• testing

PSAT 8/9

  • The PSAT 8/9 is a test for 8th and 9th graders that will help you and your teachers figure out what you need to work on most so that you’re ready for college when you graduate from high school. It tests the same skills and knowledge as the SAT, PSAT/NMSQT, and PSAT 10 — in a way that makes sense for your grade level.

    BENEFITS

    The PSAT 8/9 establishes a baseline measurement of your college and career readiness as you enter high school. It also gives you a chance to preview the SAT, PSAT/NMSQT, and PSAT 10 and connect to AP courses.
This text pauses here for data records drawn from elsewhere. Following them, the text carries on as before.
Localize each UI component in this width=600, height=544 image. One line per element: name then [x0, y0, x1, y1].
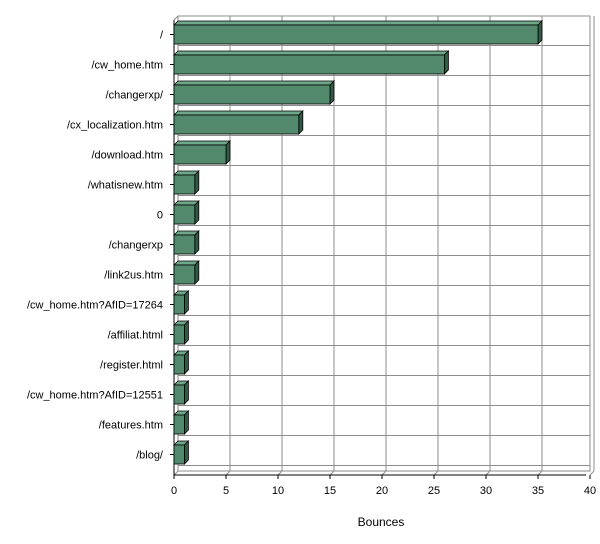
category-label: /register.html — [100, 360, 163, 372]
bar-side-face — [194, 170, 200, 195]
bar — [173, 380, 190, 405]
category-label: /cx_localization.htm — [67, 120, 163, 132]
bar-top-face — [173, 110, 304, 116]
category-label: /changerxp — [109, 240, 163, 252]
bar-side-face — [194, 260, 200, 285]
bar — [173, 260, 200, 285]
bar-front-face — [173, 384, 185, 405]
category-label: /cw_home.htm — [91, 60, 163, 72]
floor-line — [277, 470, 283, 476]
bar — [173, 350, 190, 375]
floor-line — [173, 470, 179, 476]
bar — [173, 290, 190, 315]
bar — [173, 20, 543, 45]
bar-front-face — [173, 204, 196, 225]
floor-line — [537, 470, 543, 476]
bar-top-face — [173, 80, 335, 86]
category-label: /link2us.htm — [104, 270, 163, 282]
bar-side-face — [194, 200, 200, 225]
bar-side-face — [298, 110, 304, 135]
bar-side-face — [329, 80, 335, 105]
bar-front-face — [173, 264, 196, 285]
x-tick-label: 0 — [171, 485, 177, 497]
bar-front-face — [173, 84, 331, 105]
category-label: / — [160, 30, 164, 42]
category-label: /whatisnew.htm — [88, 180, 163, 192]
bar-front-face — [173, 324, 185, 345]
bar-top-face — [173, 50, 450, 56]
category-labels: / /cw_home.htm/changerxp/ /cx_localization… — [27, 30, 164, 462]
category-label: /affiliat.html — [108, 330, 163, 342]
floor-line — [381, 470, 387, 476]
category-label: 0 — [157, 210, 163, 222]
bar — [173, 230, 200, 255]
bar-front-face — [173, 294, 185, 315]
category-label: /blog/ — [136, 450, 164, 462]
bar — [173, 140, 231, 165]
bar-side-face — [183, 380, 189, 405]
bar-side-face — [225, 140, 231, 165]
floor-line — [589, 470, 595, 476]
bar-top-face — [173, 20, 543, 26]
floor-line — [329, 470, 335, 476]
floor-line — [485, 470, 491, 476]
bar-front-face — [173, 144, 227, 165]
x-tick-label: 40 — [584, 485, 596, 497]
bar-side-face — [183, 350, 189, 375]
category-label: /features.htm — [99, 420, 163, 432]
x-tick-label: 10 — [272, 485, 284, 497]
bar — [173, 110, 304, 135]
bar-front-face — [173, 24, 539, 45]
category-label: /download.htm — [91, 150, 163, 162]
x-tick-label: 20 — [376, 485, 388, 497]
bar — [173, 200, 200, 225]
category-label: /changerxp/ — [106, 90, 164, 102]
category-label: /cw_home.htm?AfID=12551 — [27, 390, 163, 402]
x-tick-label: 30 — [480, 485, 492, 497]
x-tick-labels: 0 5 10 15 20 25 30 35 40 — [171, 485, 596, 497]
bar-front-face — [173, 114, 300, 135]
bar-front-face — [173, 54, 445, 75]
bar-side-face — [183, 320, 189, 345]
bar-front-face — [173, 234, 196, 255]
bar — [173, 410, 190, 435]
bar-front-face — [173, 174, 196, 195]
bar — [173, 170, 200, 195]
bar-side-face — [183, 440, 189, 465]
floor-line — [225, 470, 231, 476]
bar-top-face — [173, 140, 231, 146]
floor-line — [433, 470, 439, 476]
x-tick-label: 5 — [223, 485, 229, 497]
bar-side-face — [443, 50, 449, 75]
y-axis-depth — [173, 15, 179, 21]
bar-front-face — [173, 354, 185, 375]
bar — [173, 80, 335, 105]
x-tick-label: 35 — [532, 485, 544, 497]
x-axis-title: Bounces — [358, 515, 405, 529]
bar-side-face — [537, 20, 543, 45]
bar-front-face — [173, 414, 185, 435]
x-tick-label: 25 — [428, 485, 440, 497]
bar-front-face — [173, 444, 185, 465]
bar-side-face — [183, 290, 189, 315]
bar — [173, 440, 190, 465]
category-label: /cw_home.htm?AfID=17264 — [27, 300, 163, 312]
bar-side-face — [194, 230, 200, 255]
bar — [173, 50, 450, 75]
bar-side-face — [183, 410, 189, 435]
bar — [173, 320, 190, 345]
x-tick-label: 15 — [324, 485, 336, 497]
bars-layer — [173, 20, 543, 465]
    View guides below for specific details on taking the test:

    Parent PSAT Guide | ENG
    Parent PSAT Guide | SPAN

MAP

  • You may be familiar with paper and pencil tests where all students are asked the same questions and spend a fixed amount of time taking the test. Measures of Academic Progress® (MAP®), created by Northwest Evaluation Association™ (NWEA™), is different. MAP is a computer adaptive test, which means every student gets a unique set of test questions based on responses to previous questions. As the student answers correctly, questions get harder. If the student answers incorrectly, the questions get easier. By the end of the test, most students will answer about half the questions correctly.
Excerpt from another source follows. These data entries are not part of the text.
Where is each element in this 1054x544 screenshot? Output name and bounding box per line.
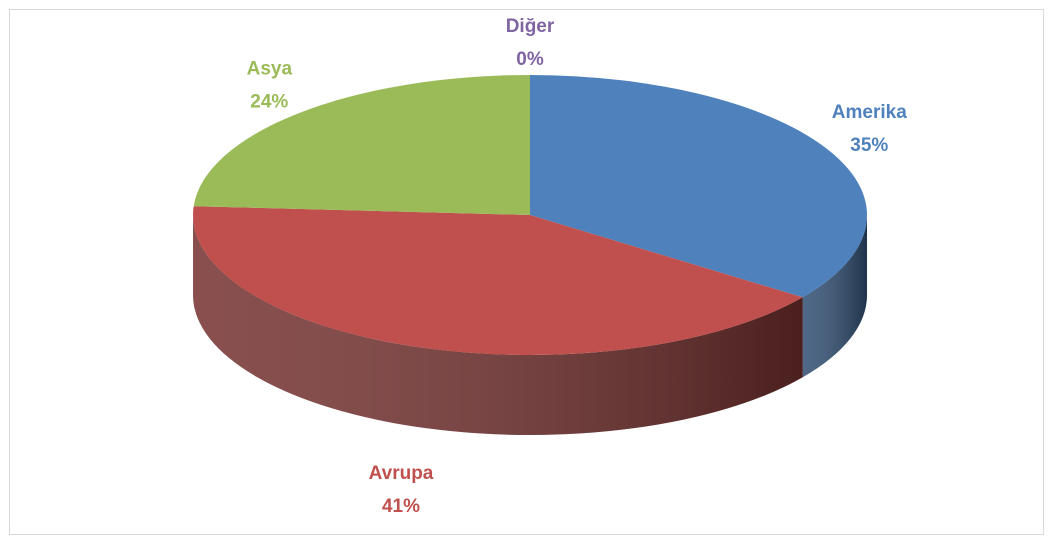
label-name: Asya (247, 59, 293, 80)
slice (530, 75, 867, 298)
slice-side-shade (192, 215, 803, 435)
slice (193, 75, 531, 215)
slice (193, 206, 803, 355)
slice-side-shade (802, 215, 867, 378)
label-value: 41% (382, 496, 420, 517)
label-name: Avrupa (369, 463, 434, 484)
label-value: 35% (850, 135, 888, 156)
label-name: Diğer (506, 16, 555, 37)
label-name: Amerika (832, 102, 907, 123)
label-value: 24% (250, 92, 288, 113)
label-value: 0% (516, 49, 544, 70)
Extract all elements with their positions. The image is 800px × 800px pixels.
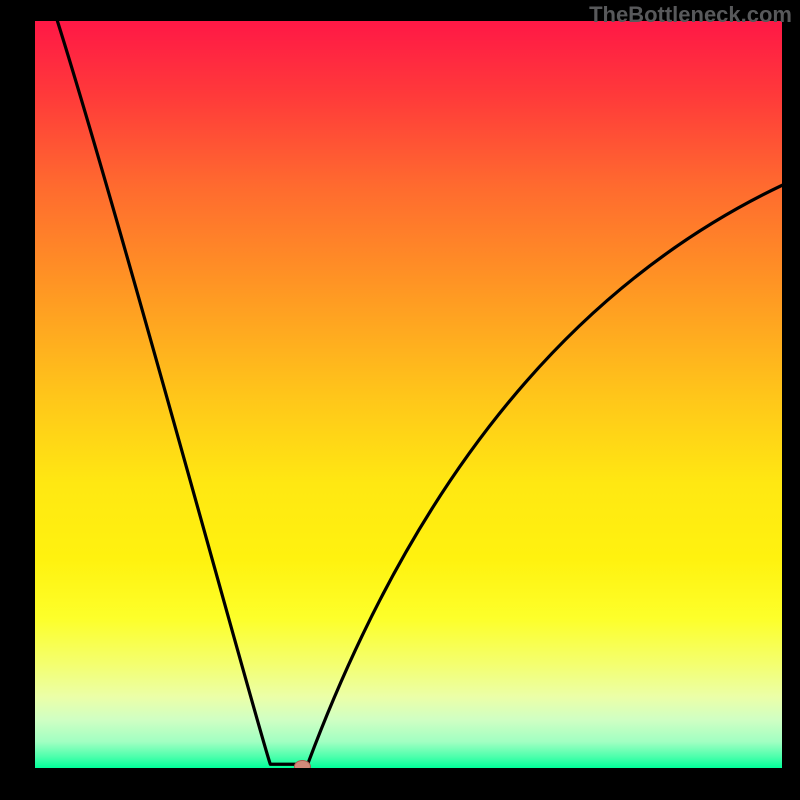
watermark-text: TheBottleneck.com	[589, 2, 792, 28]
gradient-background	[35, 21, 782, 768]
bottleneck-chart	[35, 21, 782, 768]
plot-area	[35, 21, 782, 768]
chart-container: TheBottleneck.com	[0, 0, 800, 800]
optimal-point-marker	[294, 761, 310, 768]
    What does MAP measure?

    MAP results are provided as a numerical RIT score. This score is used to measure a student’s achievement level at different times of the school year and compute growth. Think of this like marking height on a growth chart. You can tell how tall your child is at various points in time and how much they have grown between one time and another.

    What is a RIT score?

    After each MAP test, students receive a RIT score. Think of the score as a student’s height. The score reflects the student’s academic knowledge, skills, and abilities like inches reflect height.
    The RIT (Rasch Unit) scale is a stable, equal-interval scale, like feet and inches. Equal-interval means that a change of 10 RIT points indicates the same thing regardless of whether a student is at the top, bottom, or middle of the scale, and a RIT score has the same meaning regardless of grade level or age of the student. Scores over time can be compared to tell how much growth a student has made, similar to measuring height with a ruler.

    View guides below for more info:

    RIT Reference Charts-Examples
    General MAP Guide

    Parent MAP Guide

PARCC

  • Most states voluntarily adopted new, more rigorous academic standards in 2010 and 2011 and teachers have been using them since then in their daily instruction. As a result, states needed high-quality assessments aligned to those standards that would test students of all achievement levels on what they are learning.

    Many of the old state tests measured only lower-level skills. The new assessments serve as an "educational GPS system," measure students’ current performance, and point the way to what students need to learn by graduation so they are ready for college and/or a career.